While ABC pulled Jimmy Kimmel from the air “indefinitely” over comments on Charlie Kirk, the other late-night hosts talked Robert F Kennedy’s vaccine chaos and Kash Patel’s disastrous hearing on Capitol Hill.
Stephen Colbert
Stephen Colbert opened Wednesday’s monologue with an announcement from Pam Bondi, the US attorney general, that in the wake of the Charlie Kirk killing, the justice department would target hate speech. “And conservatives were not thrilled by this news,” said Colbert. The conservative commentator Brit Hume posted on X: “Someone needs to explain to Ms Bondi that so-called ‘hate speech,’ repulsive though it may be, is protected by the First Amendment. She should know this.”
“Yes, the founders wanted even repulsive speech protected,” the Late Show host joked. “That’s why Ben Franklin wrote: ‘There is no such thing as public liberty without freedom of speech. Hey, James Madison, the dog pound called, they caught your wife again. Boom! Ya just got Frankl’d.’”
Colbert then pivoted to falling childhood vaccination rates across the US. “We have successfully cured a myriad of childhood diseases and we’re just deciding not to use it any more,” he said. “What other scientific advances are people going to toss out next? ‘I’ve done my own research, thank you, and I am not comfortable letting my children use ‘the wheel’. Before they leave for school on an ox-drawn sledge, I always remind them: fire bad!’”
Colbert blamed, in part, Robert F Kennedy Jr, the health and human services secretary, who has “thrown our public health agencies into complete chaos, forcing out career health experts”.
To wit, the Senate heard testimony from the recently fired head of the Centers for Disease Control and Prevention (CDC), Susan Monarez, who said that Kennedy called Trump every day to talk about changing the childhood vaccine schedule. “He called the president every day?” Colbert exclaimed, imagining such a phone call: “Bobby, why are you calling the president of the United States at 4 o’clock in the morning? I’m busy tweeting an AI video of me as a talking baby fighting a lion that’s on fire.”
The Daily Show
FBI Director Kash Patel was NOT up to the task of convincing Congress his boss had nothing to do with Epstein pic.twitter.com/vQfga0rc6C
— The Daily Show (@TheDailyShow) September 18, 2025
“President Trump still can’t shake the Jeffrey Epstein scandal, so this week Congress heard testimony from Kash Patel,” said Desi Lydic on the Daily Show. “And if I know anything about Kash Patel, it’s that he can smooth everything over.”
Lydic then cut to several clips of the embattled FBI director getting into shouting matches with several lawmakers on Capitol Hill over his refusal to release the Epstein files. One asked: “Why are you protecting pedophiles?” To which Patel replied: “That is maybe the most offensive thing you could say to me.”

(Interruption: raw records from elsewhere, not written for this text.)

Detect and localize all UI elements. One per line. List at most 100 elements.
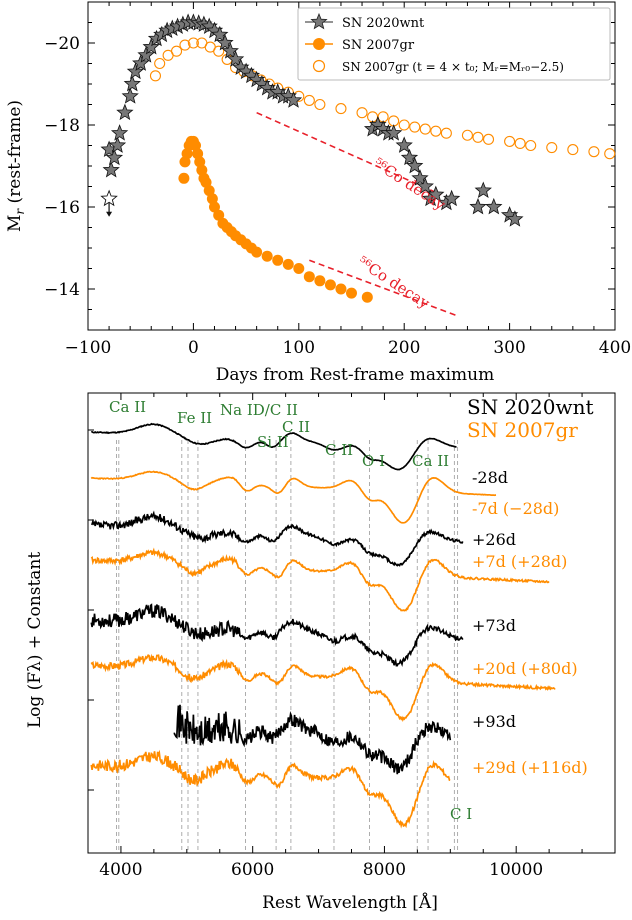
- lineid-si2: Si II: [257, 433, 289, 451]
- x-tick-label: 6000: [231, 860, 274, 880]
- spectrum-line: [90, 603, 464, 668]
- star-point: [137, 46, 155, 63]
- light-curve-panel: −100 0 100 200 300 400 −20 −18 −16 −14 ⁵⁶Co decay…: [5, 1, 631, 385]
- open-point: [525, 139, 537, 152]
- epoch-label-3: +26d: [472, 530, 516, 549]
- epoch-label-4: +7d (+28d): [472, 552, 567, 571]
- legend-label-sn2007gr: SN 2007gr: [342, 38, 415, 53]
- filled-point: [213, 209, 225, 221]
- star-point: [226, 50, 245, 67]
- y-tick-label: −16: [44, 198, 80, 218]
- open-point: [170, 45, 183, 57]
- co-decay-lines: [256, 111, 458, 317]
- filled-point: [272, 254, 284, 266]
- star-point: [485, 197, 503, 215]
- x-tick-label: −100: [65, 338, 112, 358]
- star-point: [126, 62, 145, 80]
- spectrum-line: [90, 510, 464, 567]
- spectrum-line: [173, 704, 452, 775]
- spectrum-line: [90, 547, 550, 612]
- x-tick-label: 200: [388, 338, 420, 358]
- open-point: [588, 146, 600, 158]
- legend-open-marker: [312, 59, 326, 73]
- upper-limit-star: [100, 189, 118, 207]
- sn2007gr-points: [178, 135, 373, 303]
- open-point: [604, 148, 616, 160]
- open-point: [335, 103, 347, 115]
- star-point: [211, 25, 229, 43]
- open-point: [149, 70, 162, 82]
- open-point: [356, 107, 368, 119]
- x-tick-label: 10000: [489, 860, 543, 880]
- legend-sn2007gr: SN 2007gr: [467, 418, 578, 442]
- top-legend: SN 2020wnt SN 2007gr SN 2007gr (t = 4 × …: [297, 7, 611, 81]
- star-point: [284, 91, 303, 108]
- filled-point: [178, 172, 190, 184]
- decay-line: [309, 259, 458, 317]
- star-point: [123, 74, 141, 92]
- lineid-ca2-left: Ca II: [109, 398, 146, 416]
- filled-point: [208, 201, 220, 213]
- filled-point: [303, 271, 315, 283]
- lineid-c2-b: C II: [325, 441, 353, 459]
- upper-limit-arrowhead: [106, 211, 113, 217]
- open-point: [154, 57, 166, 70]
- lineid-o1: O I: [362, 452, 385, 470]
- decay-line: [256, 111, 442, 196]
- open-point: [567, 144, 579, 156]
- decay-annotation: ⁵⁶Co decay: [355, 253, 434, 313]
- spectrum-line: [91, 422, 457, 471]
- open-point: [187, 37, 199, 49]
- filled-point: [293, 263, 305, 274]
- open-point: [461, 129, 473, 141]
- star-point: [102, 161, 120, 178]
- filled-point: [361, 291, 373, 303]
- top-xlabel: Days from Rest-frame maximum: [216, 365, 494, 385]
- legend-box: [297, 7, 611, 81]
- star-point: [108, 136, 127, 153]
- open-point: [440, 127, 452, 139]
- open-point: [419, 123, 431, 135]
- filled-point: [251, 246, 263, 258]
- open-point: [409, 121, 421, 133]
- open-point: [314, 98, 326, 111]
- star-point: [142, 38, 160, 55]
- star-point: [411, 169, 429, 186]
- sn2020wnt-points: [100, 13, 524, 227]
- legend-sn2020wnt: SN 2020wnt: [467, 395, 594, 419]
- legend-label-sn2020wnt: SN 2020wnt: [342, 16, 425, 31]
- epoch-label-7: +93d: [472, 712, 516, 731]
- epoch-label-6: +20d (+80d): [472, 659, 578, 678]
- star-point: [385, 124, 403, 141]
- open-point: [514, 137, 526, 149]
- epoch-label-5: +73d: [472, 616, 516, 635]
- bottom-axes: 4000 6000 8000 10000: [88, 393, 583, 880]
- epoch-label-2: -7d (−28d): [472, 499, 559, 518]
- epoch-label-8: +29d (+116d): [472, 758, 588, 777]
- spectra-panel: 4000 6000 8000 10000 Ca II Fe II Na ID/C II…: [25, 392, 616, 913]
- top-axes: −100 0 100 200 300 400 −20 −18 −16 −14: [44, 2, 631, 358]
- x-tick-label: 4000: [99, 860, 142, 880]
- star-point: [506, 210, 524, 227]
- bottom-labels: Ca II Fe II Na ID/C II Si II C II C II O…: [109, 395, 594, 823]
- y-tick-label: −14: [44, 280, 80, 300]
- filled-point: [282, 258, 294, 270]
- x-tick-label: 0: [188, 338, 199, 358]
- star-point: [469, 197, 487, 215]
- filled-point: [324, 279, 336, 291]
- open-point: [430, 125, 442, 137]
- x-tick-label: 8000: [363, 860, 406, 880]
- star-point: [442, 189, 461, 207]
- line-id-markers: [116, 440, 459, 850]
- filled-point: [314, 275, 326, 287]
- top-ylabel: Mr (rest-frame): [5, 100, 27, 232]
- x-tick-label: 300: [493, 338, 525, 358]
- star-point: [105, 148, 124, 166]
- star-point: [132, 54, 150, 71]
- bottom-plot-frame: [87, 392, 616, 854]
- spectra-lines: [90, 422, 556, 829]
- star-point: [116, 103, 134, 121]
- open-point: [546, 142, 558, 154]
- star-point: [400, 148, 419, 166]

“That is maybe the most offensive thing you could say to me?” Lydic laughed. “Patel is like, listen, there’s a lot you can say about me – like I’m the only person who looks dumber wearing glasses, or how I only got this job because Trump thought I was Dinesh D’Souza. But I almost felt bad for Patel. He had to convincingly pretend that his boss had nothing to do with Jeffrey Epstein, and he was not up for the task.”
For instance, Patel repeatedly said he did not know how many times Trump’s name appeared in the files, but also dismissed certain numbers out of hand. Asked if it was 1,000 or 500 times, Patel said: “I don’t know, but it’s not that.”

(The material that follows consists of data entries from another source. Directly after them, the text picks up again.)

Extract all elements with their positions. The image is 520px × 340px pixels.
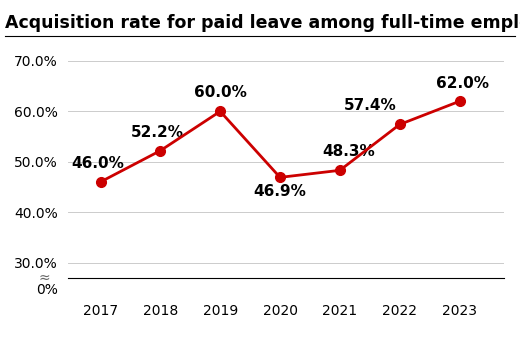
Text: 46.9%: 46.9% — [254, 184, 306, 199]
Text: 57.4%: 57.4% — [343, 98, 396, 113]
Text: 60.0%: 60.0% — [194, 85, 246, 100]
Text: 46.0%: 46.0% — [71, 156, 124, 171]
Text: Acquisition rate for paid leave among full-time employees: Acquisition rate for paid leave among fu… — [5, 14, 520, 32]
Text: 48.3%: 48.3% — [322, 144, 375, 159]
Text: 52.2%: 52.2% — [131, 124, 184, 140]
Text: ≈: ≈ — [38, 271, 50, 285]
Text: 62.0%: 62.0% — [436, 76, 489, 91]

“Yeah, yeah, it’s not that,” Lydic joked, mimicking Patel. “Everyone just needs to calm down, OK? The president’s name appears in the pedophile sex crime report a normal number of times: somewhere between one and ‘hey, look over there!’”
Seth Meyers
And on Late Night, Seth Meyers noted that Trump thinks companies shouldn’t be forced to report earnings every quarter. “Or as NBC is hoping, ever?” he joked of his own network.
Kathy Hochul, the governor of New York, announced that this was the safest summer on the New York City subways in at least 15 years, “because you can’t get mugged on a train that never shows up”, Meyers quipped.
According to a new report from the Wall Street Journal, toxic fumes are leaking into airplanes and making passengers and crew sick, “though if you’re flying Spirit, they’re happy to crack a window”, Meyers joked.
In a recent post on Truth Social, Trump praised his son Eric for his new book, Under Siege: My Family’s Fight to Save Our Nation, which allegedly hit No 1 for memoirs on Amazon. “So congratulations to the book’s author,” Meyers said next to the logo for ChatGPT.
And the former MMA fighter Conor McGregor announced this week that he had withdrawn from the Irish presidential race after “careful reflection”. “Or as it’s known in Ireland: sobering up,” said Meyers.